Türkei

Recep Tayyip Erdogan: Von 2003 bis 2014 Ministerpräsident der Türkei. Seit 2014 Staatspräsident. Das reicht noch nicht. Er will die absolute Macht und fordert eine Präsidialrepublik - natürlich mit ihm als Präsidenten.

Laut türkischer Verfassung ist der Staatspräsident zur Neutralität verpflichtet. Das interessiert Erdogan aber nicht. Im Wahlkampf kämpft er ganz offen für seine islamisch-konservative AKP.

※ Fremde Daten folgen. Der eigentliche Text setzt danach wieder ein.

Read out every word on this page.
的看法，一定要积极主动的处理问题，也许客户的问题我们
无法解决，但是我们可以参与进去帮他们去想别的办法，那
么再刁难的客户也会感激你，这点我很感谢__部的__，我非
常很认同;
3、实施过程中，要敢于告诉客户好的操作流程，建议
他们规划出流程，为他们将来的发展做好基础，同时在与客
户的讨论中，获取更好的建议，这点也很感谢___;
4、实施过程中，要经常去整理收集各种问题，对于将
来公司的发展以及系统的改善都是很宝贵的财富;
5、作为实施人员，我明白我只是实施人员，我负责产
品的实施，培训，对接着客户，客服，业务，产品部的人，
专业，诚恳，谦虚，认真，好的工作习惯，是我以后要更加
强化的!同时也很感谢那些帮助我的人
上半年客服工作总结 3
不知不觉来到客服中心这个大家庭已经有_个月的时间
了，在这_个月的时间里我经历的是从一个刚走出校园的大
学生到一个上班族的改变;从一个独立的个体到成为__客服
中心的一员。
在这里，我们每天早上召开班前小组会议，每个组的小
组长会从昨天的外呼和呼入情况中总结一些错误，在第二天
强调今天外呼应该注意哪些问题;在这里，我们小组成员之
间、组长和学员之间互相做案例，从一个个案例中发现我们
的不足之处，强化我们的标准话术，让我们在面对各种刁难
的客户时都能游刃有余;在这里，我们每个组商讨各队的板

Erdogan überlässt nichts dem Zufall. Seine Auftritte sind professionell organisiert. Ob Fahrradrennen im Westen der Türkei, Eröffnung einer Zementfabrik im Osten des Landes, Pferdezuchtzentrum in Zentralanatolien. Der Staatspräsident ist überall.

Vermeintliche Gegner werden regelmäßig beschimpft und bedroht. Die oppositionelle linksliberale HDP brachte er jüngst mit der "armenischen Lobby" und "Homosexuellen" in Verbindung.

"Eroberung heißt Mekka. Eroberung heißt Sultan Saladin, heißt, in Jerusalem wieder die Fahne des Islams wehen zu lassen". Mit solchen Sprüchen mobilisiert er seine islamisch-konservativen Anhänger.

Abtreibungsverbot, Alkoholverbote und Koranschulen: Unter Erdogan ist die Türkei deutlich konservativer geworden. Die Gesellschaft ist tief gespalten.

Erdogan galt vor rund zwölf Jahren als Hoffnungsträger. Doch der Begründer des Wirtschaftsbooms hat die Freiheiten der Türken mehr und mehr eingeschränkt.

Unter dem Deckmantel des Anti-Terrorkampfes werden kritische Journalisten inhaftiert oder mit Klagen überzogen. Dutzende Schriftsteller, Redakteure und Intellektuelle wurden unter seiner Ära vor Gericht gestellt und verurteilt.

Letztes Opfer ist der berühmte Journalist Can Dündar von der regierungskritischen Zeitung "Cumhuriyet". Er hatte Aufnahmen veröffentlicht, die eine Waffenlieferung für Extremisten in Syrien aus der Türkei Anfang 2014 belegen sollen. Erdogan sagte dazu im staatlichen Fernsehen: "Er wird einen hohen Preis dafür zahlen. Ich lasse ihn nicht davonkommen".

Der eigentliche Kandidat der AKP für das Amt des Ministerpräsidenten: Ex-Außenminister Ahmet Davutoglu. Er ist tief religiös, loyal und gegenwärtig der Chef der Regierungspartei. Die Richtlinien der Politik bestimmt er aber trotzdem nicht. Sein Ziel ist, für Erdogan die verfassungsgebende Mehrheit zu erreichen.

Er ist Erdogans einziger ernstzunehmender Gegner: der linksliberale HDP-Chef Selahattin Demirtas. Der wortgewandte und charismatische Politiker könnte die Machtstrukturen der Türkei verändern. "Wir werden dich nicht zum Präsidenten machen" lautet sein Wahlspruch.